Şimdi "yerel" bir seçime gidiyoruz. İnsan bu seçim yarışını gözlerken hala tarihten ders almadığımızı görüp üzülüyor. Hala seçim alanlarında atılan abuk sabuk sloganlara ve "O ne verirse ben iki katını vereceğim" mantığıyla ilan edilen projelere bakınca bunu anlıyor. Demokrasi mi? Hani ne derler "Bu pilav daha çok su kaldırır!" diye işte öyle bence. Cumhurbaşkanlığı Yönetim Sistemi denilen sistemin en önemli özelliği kararları merkezileştirmesidir. Sistemi yönetmek için zorunlu olan 50+1 ise bir yandan "tek adam" üreten bir yandan da farklı siyasi partiler arasında "ittifaklar" kurmayı zorlayan bir sistemdir. Peki 2018’den bu yana uygulaması nasıl oldu? "Bir" adam zaten vardı o şimdi "tek" adam oldu. Bütün kararlar ona bağlandı. Peki ya ittifaklara ne oldu? Onlar da oldu. Bir yandan Cumhur İttifakı, bir yandan Millet İttifakı, bir yandan da Emek ve Özgürlük İttifakı kuruldu. Altılı masa kuruldu, masadan kalkıldı, tekrar oturuldu, gizli protokoller yapıldı derken 14 Mayıs’da seçim kaybedildi ve sonunda muhalefet ittifakları yerle yeksan oldu!Geldik "Yerel Seçime"! Yüzüncü yılın siyasi eliti tuhaf bir elit!
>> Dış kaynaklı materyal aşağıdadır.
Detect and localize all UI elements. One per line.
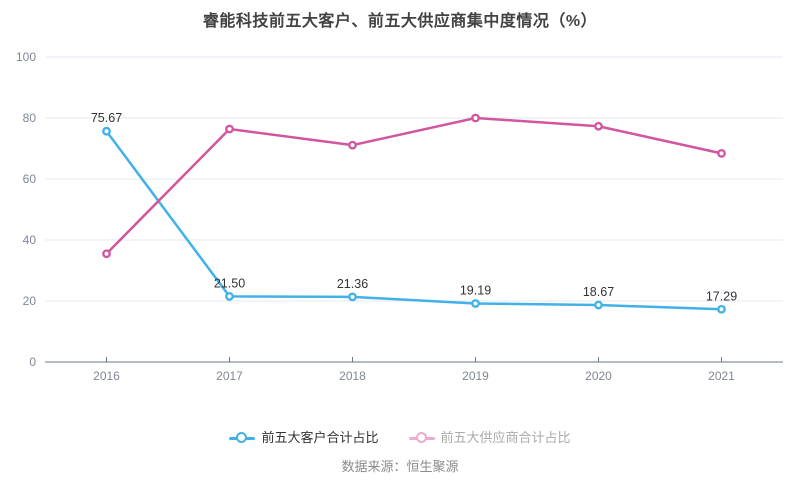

Sanki "yerel seçimler" yalnızca "yerel seçimmiş" gibi varsaymayı yeğliyor. Üstelik de çarpıklığın bini bir parayken! Alın bir tanesini!: Bir Cumhurbaşkanı, yani "cumhur"un, yani "halk"ın başkanı, kendi partisinin belediye başkanlarının seçilmesi için yapılan mitinglere "devletin", yani "halkın vergileriyle alınmış" uçaklarla ve yüzlerce otomobille desteklemeye gidiyor. Bir de bu ülkede "özgür" ve "serbest" seçimler olduğunu söylüyor. Siz buna şaşırmıyor musunuz? (Hele hele bu "asrın lideri" aynı zamanda bir "Müslüman"! Peki böyle bir adaletsizlik Müslümanlığa sığar mı? Bu tuhaflığı açıklayabilecek bir Müslüman varsa lütfen yazımı okuduktan sonra sosyal medyada bana bir cevap yazarsa çok mutlu olacağım).Belli ki "yerel seçim" kavramı Cumhurbaşkanlığı Hükümet Sistemiyle birlikte değişmiş. Orada da "ittifaklar" gerekiyor. Ama ne gezer! Gerçekten de insan üzülüyor da sokaklarda bir takım insanlar kaç oy alacakları bilinmez ama seçileyemecekleri gün gibi ortada olduğu halde koşturup duruyorlar.